Vicki Vinton’s recent post on worksheets pushed me to try something today with Scholastic Magazine.
My thinking went in this direction: When I ask students to write about their reading it should show me the “process of thinking” and “lead to new thoughts and insight.” Secondly I needed to ask myself will it give me “a window on how students think” so I can take the next step.
I gave students a fairly short and simple text from Scholastic News. Students were to read and sketch as they read. Jot words that repeated and ask themselves what is the main idea the author wants you to know/learn from this article?
The paper I gave them for response looked like something you might use with primary students, lots of space for jotting and some lines at the bottom. What I found most interesting was what popped out at them. Many thoughtful readers felt that the fact that the young climber was climbing to raise awareness for Duchenne muscular dystrophy (one sentence at the end of the article) was important and added into their thinking.
I think this is mostly about how amazing this experience was for him and how he’s trying to get people aware of Duchenne muscular dystrophy.
One of my athletic students focused on the training (one sentence in the middle of the article) the 9-year old had to do to make the climb.
This is mostly about a young boy who had to train hard to set a record climbing a mountain in South America.
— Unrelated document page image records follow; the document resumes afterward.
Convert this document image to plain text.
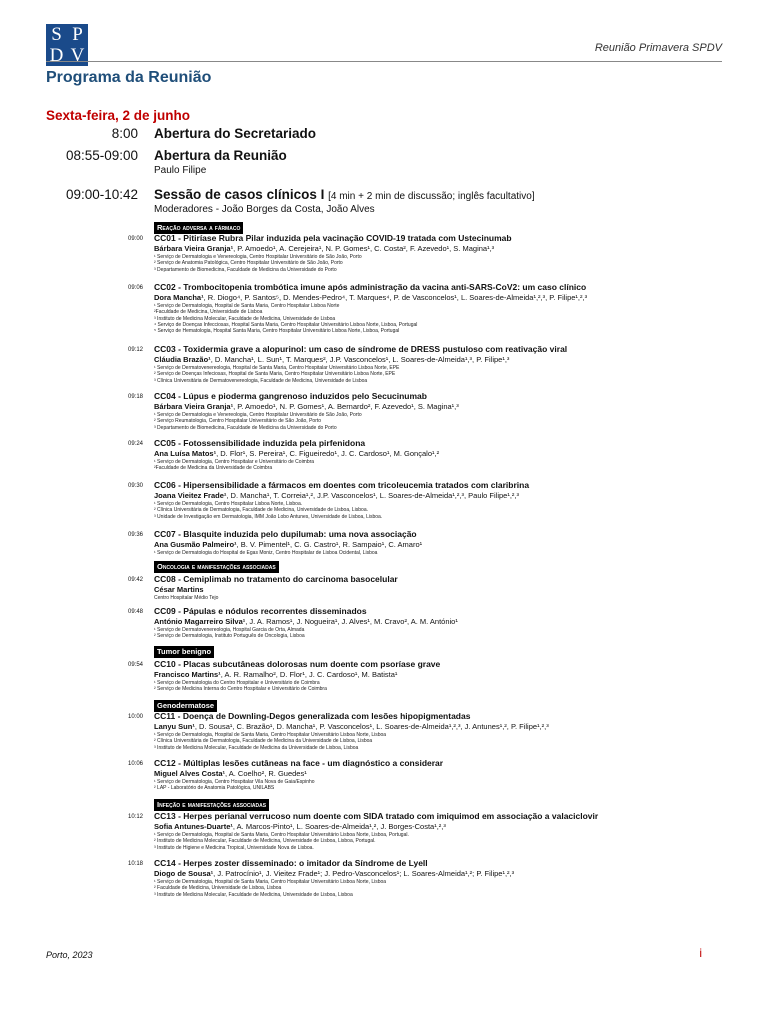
S P
D V	Reunião Primavera SPDV
Programa da Reunião
Sexta-feira, 2 de junho
8:00 Abertura do Secretariado
08:55-09:00 Abertura da Reunião
Paulo Filipe
09:00-10:42 Sessão de casos clínicos I [4 min + 2 min de discussão; inglês facultativo]
Moderadores - João Borges da Costa, João Alves
Reação adversa a fármaco
Oncologia e manifestações associadas
Tumor benigno
Genodermatose
Infeção e manifestações associadas
09:00 CC01 - Pitiríase Rubra Pilar induzida pela vacinação COVID-19 tratada com Ustecinumab
Bárbara Vieira Granja¹, P. Amoedo¹, A. Cerejeira¹, N. P. Gomes¹, C. Costa², F. Azevedo¹, S. Magina¹,³
¹ Serviço de Dermatologia e Venereologia, Centro Hospitalar Universitário de São João, Porto
² Serviço de Anatomia Patológica, Centro Hospitalar Universitário de São João, Porto
³ Departamento de Biomedicina, Faculdade de Medicina da Universidade do Porto
09:06 CC02 - Trombocitopenia trombótica imune após administração da vacina anti-SARS-CoV2: um caso clínico
Dora Mancha¹, R. Diogo⁴, P. Santos⁵, D. Mendes-Pedro⁴, T. Marques⁴, P. de Vasconcelos¹, L. Soares-de-Almeida¹,²,³, P. Filipe¹,²,³
¹ Serviço de Dermatologia, Hospital de Santa Maria, Centro Hospitalar Lisboa Norte
²Faculdade de Medicina, Universidade de Lisboa
³ Instituto de Medicina Molecular, Faculdade de Medicina, Universidade de Lisboa
⁴ Serviço de Doenças Infecciosas, Hospital Santa Maria, Centro Hospitalar Universitário Lisboa Norte, Lisboa, Portugal
⁵ Serviço de Hematologia, Hospital Santa Maria, Centro Hospitalar Universitário Lisboa Norte, Lisboa, Portugal
09:12 CC03 - Toxidermia grave a alopurinol: um caso de síndrome de DRESS pustuloso com reativação viral
Cláudia Brazão¹, D. Mancha¹, L. Sun¹, T. Marques², J.P. Vasconcelos¹, L. Soares-de-Almeida¹,³, P. Filipe¹,³
¹ Serviço de Dermatovenereologia, Hospital de Santa Maria, Centro Hospitalar Universitário Lisboa Norte, EPE
² Serviço de Doenças Infeciosas, Hospital de Santa Maria, Centro Hospitalar Universitário Lisboa Norte, EPE
³ Clínica Universitária de Dermatovenereologia, Faculdade de Medicina, Universidade de Lisboa
09:18 CC04 - Lúpus e pioderma gangrenoso induzidos pelo Secucinumab
Bárbara Vieira Granja¹, P. Amoedo¹, N. P. Gomes¹, A. Bernardo², F. Azevedo¹, S. Magina¹,³
¹ Serviço de Dermatologia e Venereologia, Centro Hospitalar Universitário de São João, Porto
² Serviço Reumatologia, Centro Hospitalar Universitário de São João, Porto
³ Departamento de Biomedicina, Faculdade de Medicina da Universidade do Porto
09:24 CC05 - Fotossensibilidade induzida pela pirfenidona
Ana Luísa Matos¹, D. Flor¹, S. Pereira¹, C. Figueiredo¹, J. C. Cardoso¹, M. Gonçalo¹,²
¹ Serviço de Dermatologia, Centro Hospitalar e Universitário de Coimbra
²Faculdade de Medicina da Universidade de Coimbra
09:30 CC06 - Hipersensibilidade a fármacos em doentes com tricoleucemia tratados com claribrina
Joana Vieitez Frade¹, D. Mancha¹, T. Correia¹,², J.P. Vasconcelos¹, L. Soares-de-Almeida¹,²,³, Paulo Filipe¹,²,³
¹ Serviço de Dermatologia, Centro Hospitalar Lisboa Norte, Lisboa.
² Clínica Universitária de Dermatologia, Faculdade de Medicina, Universidade de Lisboa, Lisboa.
³ Unidade de Investigação em Dermatologia, IMM João Lobo Antunes, Universidade de Lisboa, Lisboa.
09:36 CC07 - Blasquite induzida pelo dupilumab: uma nova associação
Ana Gusmão Palmeiro¹, B. V. Pimentel¹, C. G. Castro¹, R. Sampaio¹, C. Amaro¹
¹ Serviço de Dermatologia do Hospital de Egas Moniz, Centro Hospitalar de Lisboa Ocidental, Lisboa
09:42 CC08 - Cemiplimab no tratamento do carcinoma basocelular
César Martins
Centro Hospitalar Médio Tejo
09:48 CC09 - Pápulas e nódulos recorrentes disseminados
António Magarreiro Silva¹, J. A. Ramos¹, J. Nogueira¹, J. Alves¹, M. Cravo², A. M. António¹
¹ Serviço de Dermatovenereologia, Hospital Garcia de Orta, Almada
² Serviço de Dermatologia, Instituto Português de Oncologia, Lisboa
09:54 CC10 - Placas subcutâneas dolorosas num doente com psoríase grave
Francisco Martins¹, A. R. Ramalho², D. Flor¹, J. C. Cardoso¹, M. Batista¹
¹ Serviço de Dermatologia do Centro Hospitalar e Universitário de Coimbra
² Serviço de Medicina Interna do Centro Hospitalar e Universitário de Coimbra
10:00 CC11 - Doença de Downling-Degos generalizada com lesões hipopigmentadas
Lanyu Sun¹, D. Sousa¹, C. Brazão¹, D. Mancha¹, P. Vasconcelos¹, L. Soares-de-Almeida¹,²,³, J. Antunes¹,², P. Filipe¹,²,³
¹ Serviço de Dermatologia, Hospital de Santa Maria, Centro Hospitalar Universitário Lisboa Norte, Lisboa
² Clínica Universitária de Dermatologia, Faculdade de Medicina da Universidade de Lisboa, Lisboa
³ Instituto de Medicina Molecular, Faculdade de Medicina da Universidade de Lisboa, Lisboa
10:06 CC12 - Múltiplas lesões cutâneas na face - um diagnóstico a considerar
Miguel Alves Costa¹, A. Coelho², R. Guedes¹
¹ Serviço de Dermatologia, Centro Hospitalar Vila Nova de Gaia/Espinho
² LAP - Laboratório de Anatomia Patológica, UNILABS
10:12 CC13 - Herpes perianal verrucoso num doente com SIDA tratado com imiquimod em associação a valaciclovir
Sofia Antunes-Duarte¹, A. Marcos-Pinto¹, L. Soares-de-Almeida¹,², J. Borges-Costa¹,²,³
¹ Serviço de Dermatologia, Hospital de Santa Maria, Centro Hospitalar Universitário Lisboa Norte, Lisboa, Portugal.
² Instituto de Medicina Molecular, Faculdade de Medicina, Universidade de Lisboa, Lisboa, Portugal.
³ Instituto de Higiene e Medicina Tropical, Universidade Nova de Lisboa.
10:18 CC14 - Herpes zoster disseminado: o imitador da Síndrome de Lyell
Diogo de Sousa¹, J. Patrocínio¹, J. Vieitez Frade¹; J. Pedro-Vasconcelos¹; L. Soares-Almeida¹,²; P. Filipe¹,²,³
¹ Serviço de Dermatologia, Hospital de Santa Maria, Centro Hospitalar Universitário Lisboa Norte, Lisboa
² Faculdade de Medicina, Universidade de Lisboa, Lisboa
³ Instituto de Medicina Molecular, Faculdade de Medicina, Universidade de Lisboa, Lisboa
Porto, 2023	i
Another boy felt it was about reaching your goals.
Anybody can reach their goals if they train for it. Kids can do what adults do.
It seems many students brought a bit of themselves to the text and it colored their comprehension. All students understood the text, but they all interpreted the meaning through their own lens. You could say they went outside the box of the text a bit, outside the four corners of the page, to place more importance on one aspect of text, making that “fifth corner” discussed in Kate and Maggie B. Roberts post back in September.
I asked students to look at their pictures and what they had written. Did the picture and the text match? Was one a better representation of what the article was mostly about? Interestingly the class was spilt. Some said the text matched the picture, others favored their picture over the text, or the the text over the picture. Bottom line, I wanted students to be open to using both strategies when reading and thinking about information text.
So what to do with that fifth corner? The part that colored their thinking about the text? We talked about how we bring a bit of ourselves to text. Some things pop out at us more that other things because we have a greater understanding of it or interest in it. And that’s good but we should realize our perspectives and talk with others about how they view the text.
What do you think? Did students meet the expectation of (RI 5.2): Determine two or more main ideas of a text and explain how they are supported by key details. Probably not completely, but understanding how they view the text in light of others makes them think a little more about it. This fairly straight forward text became a little complicated once I left the room for their thinking.